The preliminary report raises as many questions as it answers, prompting committee Chairman Jim Graham (D-Ward 1) to request that the council grant him subpoena authority so he can compel more witnesses to testify. “It is only by that authority that we will be able to obtain information necessary to the objectives of this investigation,” the report states.
The committee examined how Thomas was able to divert money through the trust. Its conclusions come amid federal investigations into donations to Mayor Vincent C. Gray’s 2010 campaign and contributions to several council members.
“Former Council member Thomas is being held accountable for his actions,” the report states. “However, we find that his criminal actions could not have occurred without the actions of Trust staff and perhaps others.”
The report, a copy of which was obtained by The Washington Post, portrays the trust as an organization that gave Thomas preferential treatment and did not abide by its own rules, inappropriately accelerated payments to a group Thomas controlled, had lax oversight over how taxpayer money was used, and succumbed to influence from a top Thomas staffer, Neil Rodgers.

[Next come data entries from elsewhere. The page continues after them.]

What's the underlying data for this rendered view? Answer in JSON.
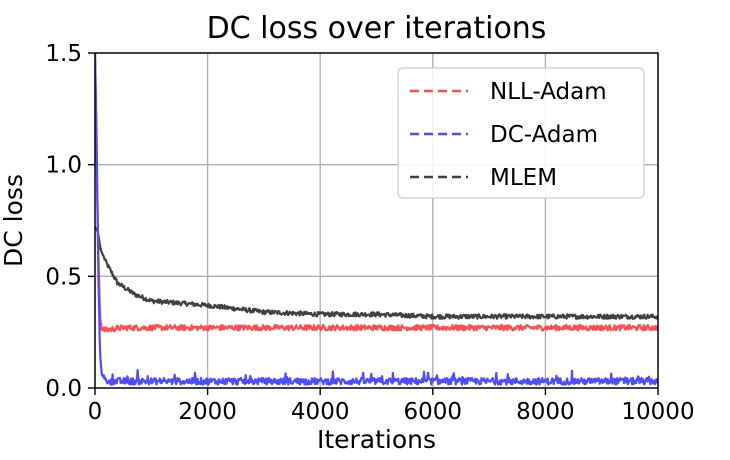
{
  "chart_data": {
    "type": "line",
    "title": "DC loss over iterations",
    "xlabel": "Iterations",
    "ylabel": "DC loss",
    "xlim": [
      0,
      10000
    ],
    "ylim": [
      0,
      1.5
    ],
    "x_ticks": [
      0,
      2000,
      4000,
      6000,
      8000,
      10000
    ],
    "y_ticks": [
      0.0,
      0.5,
      1.0,
      1.5
    ],
    "x_tick_labels": [
      "0",
      "2000",
      "4000",
      "6000",
      "8000",
      "10000"
    ],
    "y_tick_labels": [
      "0.0",
      "0.5",
      "1.0",
      "1.5"
    ],
    "grid": true,
    "legend_position": "top-right",
    "series": [
      {
        "name": "NLL-Adam",
        "color": "#ff4d4d",
        "style": "dashed-legend",
        "x": [
          0,
          30,
          60,
          90,
          120,
          200,
          500,
          1000,
          2000,
          3000,
          4000,
          5000,
          6000,
          7000,
          8000,
          9000,
          10000
        ],
        "y": [
          1.5,
          1.0,
          0.6,
          0.32,
          0.26,
          0.26,
          0.27,
          0.27,
          0.27,
          0.27,
          0.27,
          0.27,
          0.27,
          0.27,
          0.27,
          0.27,
          0.27
        ],
        "noise": 0.012
      },
      {
        "name": "DC-Adam",
        "color": "#4d4dff",
        "style": "dashed-legend",
        "x": [
          0,
          30,
          60,
          90,
          120,
          200,
          500,
          1000,
          2000,
          3000,
          4000,
          5000,
          6000,
          7000,
          8000,
          9000,
          10000
        ],
        "y": [
          1.5,
          1.1,
          0.5,
          0.15,
          0.06,
          0.03,
          0.03,
          0.03,
          0.03,
          0.03,
          0.03,
          0.03,
          0.03,
          0.03,
          0.03,
          0.03,
          0.03
        ],
        "noise": 0.015
      },
      {
        "name": "MLEM",
        "color": "#404040",
        "style": "dashed-legend",
        "x": [
          0,
          50,
          100,
          200,
          400,
          700,
          1000,
          1500,
          2000,
          3000,
          4000,
          5000,
          6000,
          7000,
          8000,
          9000,
          10000
        ],
        "y": [
          0.72,
          0.7,
          0.62,
          0.56,
          0.47,
          0.42,
          0.39,
          0.38,
          0.37,
          0.34,
          0.33,
          0.33,
          0.32,
          0.32,
          0.32,
          0.32,
          0.32
        ],
        "noise": 0.01
      }
    ]
  }
}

The council’s analysis also questions whether Gray, then council chairman, and council member Tommy Wells (D-Ward 6), who then headed the Human Services Committee, should have more closely scrutinized Thomas’s interaction with the trust.
The nonprofit was created in 2000 by Mayor Anthony A. Williams as a quasi-public agency that would more efficiently get public and private dollars to support disadvantaged youth.
Thomas’s scheme began after he convinced his colleagues to approve $400,000 in 2007 for “youth baseball programs” as part of $12 million in earmarks council members awarded to favored projects. But the report, based on more than 1,500 e-mails and numerous interviews, concluded that Thomas’s earmark was the only one approved by the council “with no specific grantee.”
“Those responsible for close supervision of [the budget] were surely aware of this anomaly,” the report states.
Wells, according to the report, recalls meetings with Gray “directly relevant to these issues” in 2007 and 2008. But Wells, the report states, now “has an uncertain recollection of what was said.”